WAVERLEY will have to find space for 4,950 new homes over the next 20 years under new plans unveiled this week.

Overall in Surrey, 47,200 new homes will have to be built by 2026 with Waverley having to build 20 per cent more every year than it currently does.

On Tuesday, Surrey County Council unveiled the latest stage of the South East Plan on the orders of the South East England Regional Authority.

It sets out how the area is going to build more houses, encourage the growth of business and develop a better infrastructure over the next 20 years.

Once adopted, it will replace the current county structure plan which runs until 2016. Until now it has only been known how many houses Surrey would have to take, following a decision by SEERA, but now the county council has divided those figures up to the 11 different districts.

At the moment, the average number of homes built in the borough every year is 205. Under the latest proposals that figure will increase by almost 20 per cent to 245 a year to accommodate 4,950 new homes in a 20-year period.

This is the equivalent of having to find room for an extra 850 homes in Waverley over and above the 4,100 which would have been built if the current house-building rate were to continue.

The county came up with the figure after asking the borough council to carry out an urban capacity study of how many homes Waverley itself thinks it can accommodate. This includes looking at sites which could potentially become "available" as a result of existing permissions, sites allocated for housing and brown field sites which could be redeveloped in the next 20 years.

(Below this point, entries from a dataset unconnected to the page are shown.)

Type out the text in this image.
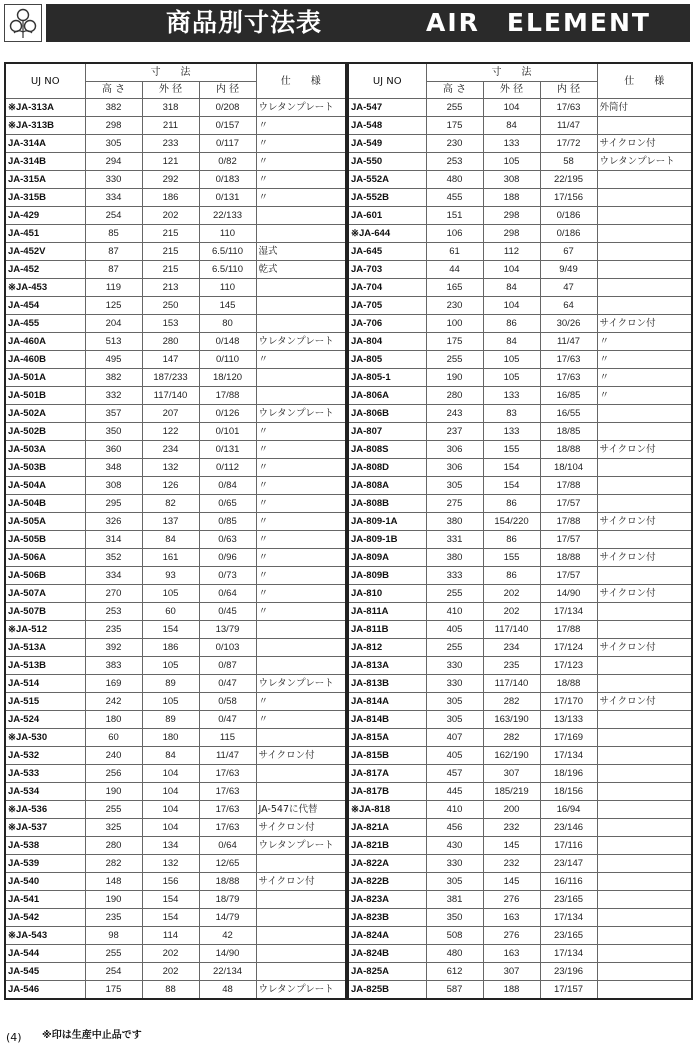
商品別寸法表	AIR　ELEMENT
UJ NO	寸　　法			仕　　様
	高 さ	外 径	内 径	
※JA-313A	382	318	0/208	ウレタンプレート
※JA-313B	298	211	0/157	〃
JA-314A	305	233	0/117	〃
JA-314B	294	121	0/82	〃
JA-315A	330	292	0/183	〃
JA-315B	334	186	0/131	〃
JA-429	254	202	22/133	
JA-451	85	215	110	
JA-452V	87	215	6.5/110	湿式
JA-452	87	215	6.5/110	乾式
※JA-453	119	213	110	
JA-454	125	250	145	
JA-455	204	153	80	
JA-460A	513	280	0/148	ウレタンプレート
JA-460B	495	147	0/110	〃
JA-501A	382	187/233	18/120	
JA-501B	332	117/140	17/88	
JA-502A	357	207	0/126	ウレタンプレート
JA-502B	350	122	0/101	〃
JA-503A	360	234	0/131	〃
JA-503B	348	132	0/112	〃
JA-504A	308	126	0/84	〃
JA-504B	295	82	0/65	〃
JA-505A	326	137	0/85	〃
JA-505B	314	84	0/63	〃
JA-506A	352	161	0/96	〃
JA-506B	334	93	0/73	〃
JA-507A	270	105	0/64	〃
JA-507B	253	60	0/45	〃
※JA-512	235	154	13/79	
JA-513A	392	186	0/103	
JA-513B	383	105	0/87	
JA-514	169	89	0/47	ウレタンプレート
JA-515	242	105	0/58	〃
JA-524	180	89	0/47	〃
※JA-530	60	180	115	
JA-532	240	84	11/47	サイクロン付
JA-533	256	104	17/63	
JA-534	190	104	17/63	
※JA-536	255	104	17/63	JA-547に代替
※JA-537	325	104	17/63	サイクロン付
JA-538	280	134	0/64	ウレタンプレート
JA-539	282	132	12/65	
JA-540	148	156	18/88	サイクロン付
JA-541	190	154	18/79	
JA-542	235	154	14/79	
※JA-543	98	114	42	
JA-544	255	202	14/90	
JA-545	254	202	22/134	
JA-546	175	88	48	ウレタンプレート
UJ NO	寸　　法			仕　　様
	高 さ	外 径	内 径	
JA-547	255	104	17/63	外筒付
JA-548	175	84	11/47	
JA-549	230	133	17/72	サイクロン付
JA-550	253	105	58	ウレタンプレート
JA-552A	480	308	22/195	
JA-552B	455	188	17/156	
JA-601	151	298	0/186	
※JA-644	106	298	0/186	
JA-645	61	112	67	
JA-703	44	104	9/49	
JA-704	165	84	47	
JA-705	230	104	64	
JA-706	100	86	30/26	サイクロン付
JA-804	175	84	11/47	〃
JA-805	255	105	17/63	〃
JA-805-1	190	105	17/63	〃
JA-806A	280	133	16/85	〃
JA-806B	243	83	16/55	
JA-807	237	133	18/85	
JA-808S	306	155	18/88	サイクロン付
JA-808D	306	154	18/104	
JA-808A	305	154	17/88	
JA-808B	275	86	17/57	
JA-809-1A	380	154/220	17/88	サイクロン付
JA-809-1B	331	86	17/57	
JA-809A	380	155	18/88	サイクロン付
JA-809B	333	86	17/57	
JA-810	255	202	14/90	サイクロン付
JA-811A	410	202	17/134	
JA-811B	405	117/140	17/88	
JA-812	255	234	17/124	サイクロン付
JA-813A	330	235	17/123	
JA-813B	330	117/140	18/88	
JA-814A	305	282	17/170	サイクロン付
JA-814B	305	163/190	13/133	
JA-815A	407	282	17/169	
JA-815B	405	162/190	17/134	
JA-817A	457	307	18/196	
JA-817B	445	185/219	18/156	
※JA-818	410	200	16/94	
JA-821A	456	232	23/146	
JA-821B	430	145	17/116	
JA-822A	330	232	23/147	
JA-822B	305	145	16/116	
JA-823A	381	276	23/165	
JA-823B	350	163	17/134	
JA-824A	508	276	23/165	
JA-824B	480	163	17/134	
JA-825A	612	307	23/196	
JA-825B	587	188	17/157	
(4) ※印は生産中止品です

Waverley's figures showed that it believes it has the potential capacity for 4,856 new homes. However, the county looked at the borough's housing list and its need for new homes in the future and rounded the figure to 4,950.

The news of the increase comes despite the fact that overall in Surrey the number of houses built every year is set to drop.

Currently an average of 2,905 homes are built in the county every year, but under the new proposals this will reduce to 2,360.

Average house building figures in nine of the county's districts are to reduce under the plans to reflect that reduction but Waverley and Guildford are being asked to take more following the results of the capacity studies.

The news was not well received at a meeting of Waverley Borough Council's executive recently where borough and county councillor David Harmer broke the news.

Portfolio holder for planning Patrick Haveron said that although an extra 40 homes a year was "not very much", it was vital that the borough council do all it can to stop Waverley being swamped with new housing.

"There is only so much capacity that Waverley can take," he said.

Waverley Borough Council has yet to formally respond to the consultation and is looking at putting together a special development control consultative forum to look in detail at the proposals.

"We need to consider how we can constructively harness any new housing investment in the area to contribute to the lives of our communities," the council's director of planning and development Steve Thwaites said.

However, local MP Jeremy Hunt is appalled by the proposals to increase house building in "rural" Waverley.

"It's totally unrealistic to expect Waverley to accommodate nearly 5,000 new houses," he said.

"The pressure all this construction will place on local services such as our roads, schools and health care will be shattering.

"What makes this plan worse is that it is based on such an ill-conceived policy.

"The government has decided that the country needs to up its house building to provide more affordable accommodation for key workers and low income families.

"The reality is that building 47,000 new houses in Surrey will do little to bring house prices down, particularly since the proportion of these homes that will specifically be social housing remains unclear.

"Increasing the supply of houses in areas such as Waverley will only succeed in driving up demand for housing in the area as more people see an opportunity of living there.

"Instead of following a policy of urbanising our countryside, the government and SEERA should concentrate on schemes such as shared purchasing and longer mortgages to put existing houses within reach."

Six weeks of public consultation on the plan starts on Monday and residents can have their say though leaflets in the county's library and local council offices.